You might even say the 39-year-old is the contemporary designer whose clothing is most about New York. In 2016, Preston collaborated with the city’s sanitation department, for which he repurposed old sanitation worker uniforms and other used clothing to highlight the organization’s efforts towards decreasing waste. Two years later, for a project with Carhartt’s fashion-forward diffusion line Carhartt WIP, he showed his pieces on art handlers, often artists themselves, who do the tricky business of carting around enormous (and enormously expensive) works of art in the brand’s heavy duty workwear.

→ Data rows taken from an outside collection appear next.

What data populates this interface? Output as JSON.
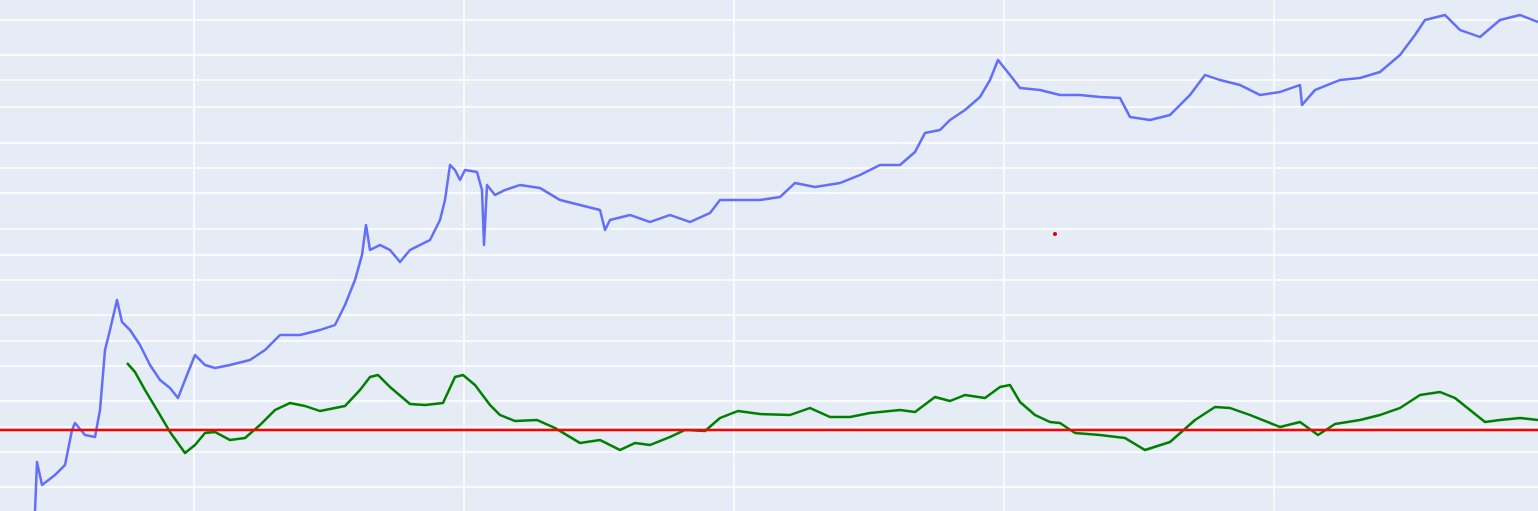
{
  "chart_data": {
    "type": "line",
    "xlim": [
      0,
      1538
    ],
    "ylim": [
      0,
      511
    ],
    "xticks": [
      194,
      464,
      734,
      1004,
      1274
    ],
    "yticks": [
      24,
      59,
      84,
      110,
      145,
      170,
      196,
      231,
      256,
      282,
      318,
      343,
      368,
      404,
      431,
      456,
      491
    ],
    "grid": true,
    "background": "#e5ecf6",
    "series": [
      {
        "color": "#636efa",
        "x": [
          35,
          37,
          42,
          55,
          65,
          72,
          75,
          85,
          95,
          100,
          105,
          110,
          117,
          122,
          130,
          140,
          150,
          160,
          170,
          178,
          185,
          195,
          205,
          215,
          230,
          250,
          265,
          280,
          300,
          320,
          335,
          345,
          355,
          362,
          366,
          370,
          380,
          390,
          400,
          410,
          430,
          440,
          445,
          450,
          455,
          460,
          465,
          477,
          482,
          484,
          487,
          495,
          505,
          520,
          540,
          560,
          580,
          600,
          605,
          610,
          630,
          650,
          670,
          690,
          710,
          720,
          740,
          760,
          780,
          795,
          815,
          840,
          860,
          880,
          900,
          915,
          925,
          940,
          950,
          965,
          980,
          990,
          998,
          1010,
          1020,
          1040,
          1060,
          1080,
          1100,
          1120,
          1130,
          1150,
          1170,
          1190,
          1205,
          1220,
          1240,
          1260,
          1280,
          1300,
          1302,
          1315,
          1340,
          1360,
          1380,
          1400,
          1415,
          1425,
          1445,
          1460,
          1480,
          1500,
          1520,
          1538
        ],
        "values": [
          0,
          49,
          26,
          36,
          46,
          81,
          88,
          76,
          74,
          101,
          161,
          181,
          211,
          189,
          181,
          166,
          146,
          131,
          123,
          113,
          131,
          156,
          146,
          143,
          146,
          151,
          161,
          176,
          176,
          181,
          186,
          206,
          231,
          256,
          286,
          261,
          266,
          261,
          249,
          261,
          271,
          291,
          311,
          346,
          341,
          331,
          341,
          339,
          321,
          266,
          326,
          316,
          321,
          326,
          323,
          311,
          306,
          301,
          281,
          291,
          296,
          289,
          296,
          289,
          298,
          311,
          311,
          311,
          314,
          328,
          324,
          328,
          336,
          346,
          346,
          359,
          378,
          381,
          391,
          401,
          414,
          431,
          451,
          436,
          423,
          421,
          416,
          416,
          414,
          413,
          394,
          391,
          396,
          416,
          436,
          431,
          426,
          416,
          419,
          426,
          406,
          421,
          431,
          433,
          439,
          456,
          476,
          491,
          496,
          481,
          474,
          491,
          496,
          489
        ]
      },
      {
        "color": "#008000",
        "x": [
          127,
          135,
          145,
          160,
          170,
          185,
          195,
          205,
          215,
          230,
          245,
          260,
          275,
          290,
          305,
          320,
          345,
          360,
          370,
          378,
          390,
          410,
          425,
          443,
          455,
          463,
          475,
          490,
          500,
          515,
          537,
          555,
          580,
          600,
          620,
          635,
          650,
          670,
          685,
          705,
          720,
          738,
          760,
          790,
          810,
          830,
          850,
          870,
          900,
          915,
          935,
          950,
          965,
          985,
          1000,
          1010,
          1020,
          1035,
          1050,
          1060,
          1075,
          1100,
          1125,
          1145,
          1170,
          1195,
          1215,
          1230,
          1250,
          1280,
          1300,
          1318,
          1335,
          1360,
          1380,
          1400,
          1420,
          1440,
          1455,
          1470,
          1485,
          1500,
          1520,
          1538
        ],
        "values": [
          148,
          139,
          121,
          96,
          79,
          58,
          66,
          78,
          79,
          71,
          73,
          86,
          101,
          108,
          105,
          100,
          105,
          121,
          134,
          136,
          124,
          107,
          106,
          108,
          134,
          136,
          126,
          106,
          96,
          90,
          91,
          83,
          68,
          71,
          61,
          68,
          66,
          74,
          81,
          80,
          93,
          100,
          97,
          96,
          103,
          94,
          94,
          98,
          101,
          99,
          114,
          110,
          116,
          113,
          124,
          126,
          109,
          96,
          89,
          88,
          78,
          76,
          73,
          61,
          69,
          91,
          104,
          103,
          96,
          84,
          89,
          76,
          87,
          91,
          96,
          103,
          116,
          119,
          113,
          101,
          89,
          91,
          93,
          91
        ]
      }
    ],
    "hlines": [
      {
        "value": 81,
        "color": "#ff0000"
      }
    ],
    "points": [
      {
        "x": 1055,
        "y": 277,
        "color": "#e00000"
      }
    ]
  }
}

And in 2021, he worked as a creative consultant for Calvin Klein, creating some of the brand’s best products and imagery—Kaia Gerber in jeans and high-rise briefs, Nas in cool beige sweatpants—in its post-Raf Simons period.

heron preston runway paris fashion week menswear fw 2020 2021
A look from Preston’s most recent runway show, Fall 2021 in Paris, shown in 2020.Kay-Paris Fernandes - Getty Images

So the move to New York seems like a natural fit. “I just really started missing the city,” he said. “I started missing showing and connecting with my friends and my family here in New York.”

He has a number of fans outside of the world of fashion who follow his career on Instagram; some have become his friends, and he's invited them to the show. “There’s so many different layers of fans” in fashion, he said. “You have those core fans, but then it kind of trickles out to someone who doesn’t even wear fashion or can’t even afford it. But they follow me and I work with them and they love what I post, and they always compliment me”—they particularly love the 3D-printed sneakers he first introduced in October 2021, he said. “These are people who are watching from the outside.” Many of them, he noted, have said they’ve never even been to a fashion show before.

It’s true that the city seems to bring something out in Preston—a wide-eyed creativity that can be harder to detect in Paris, which is a city all about fashion and less about how style, music, stores, and restaurants coalesce to create a distinctive culture. (It’s hard to imagine a Parisian designer collaborating with the city’s sanitation department.) His invitations, for example, were all discarded stuff he found wandering around New York: crushed up cans, pieces of cardboard packaging, and even remnants of a discarded sink.

heron preston uniforms for dept of sanitation event, spring summer 2017, new york fashion week, usa 07 sep 2016
Clothes Preston made for his project with the New York City Sanitation Department in 2016.WWD - Getty Images

As for the show, the choreography of his runway presentation will echo the pedestrian cacophony of the city, with graffiti artists (including Preston himself) spraying utility markings on the runway as the models weave in and out. He is also eager to show off the progression of his designs, which, again, are an homage to urban materials and uniform style. “This collection’s really inspired by the reclaiming of found objects and observing the city,” he said, and “looking at the city as layers of materials.” Tarp, barbed wire, and faux fur are some of his “fabrics,” along with denim; his fascination with chain link fencing inspired a swath of chainmail hoods, bras, and shirting.

It’s sweet to remember that a decade ago, Preston, Williams, and Abloh were just fresh-faced outsiders in New York. “We’ve always been able to identify gaps within storytelling and gaps within culture that could be filled, or done better,” he said about the enduring influence of their spirit. They were able to identify things that “hadn’t hit their full potential yet. Or maybe that thing needs to be flipped on its head. Maybe that rule needs to be rewritten. Maybe that rule needs to be erased altogether. Maybe something needs to be rebuilt from scratch, or the bottom up, instead of fixing stuff.”

Their creative alliance “was always just kind of questioning culture, the vibes of the streets of youth. What do we need? What’s exciting us? What’s boring us?” He said he feels that spirit in the show he is staging Saturday evening.

At a time when some longtime New Yorkers feel the city is changing too fast and for the worse, Preston’s show might be a reminder that the foundations remain unaltered. “Obviously, this is a fashion show. But I look at this as more of a celebration,” he said.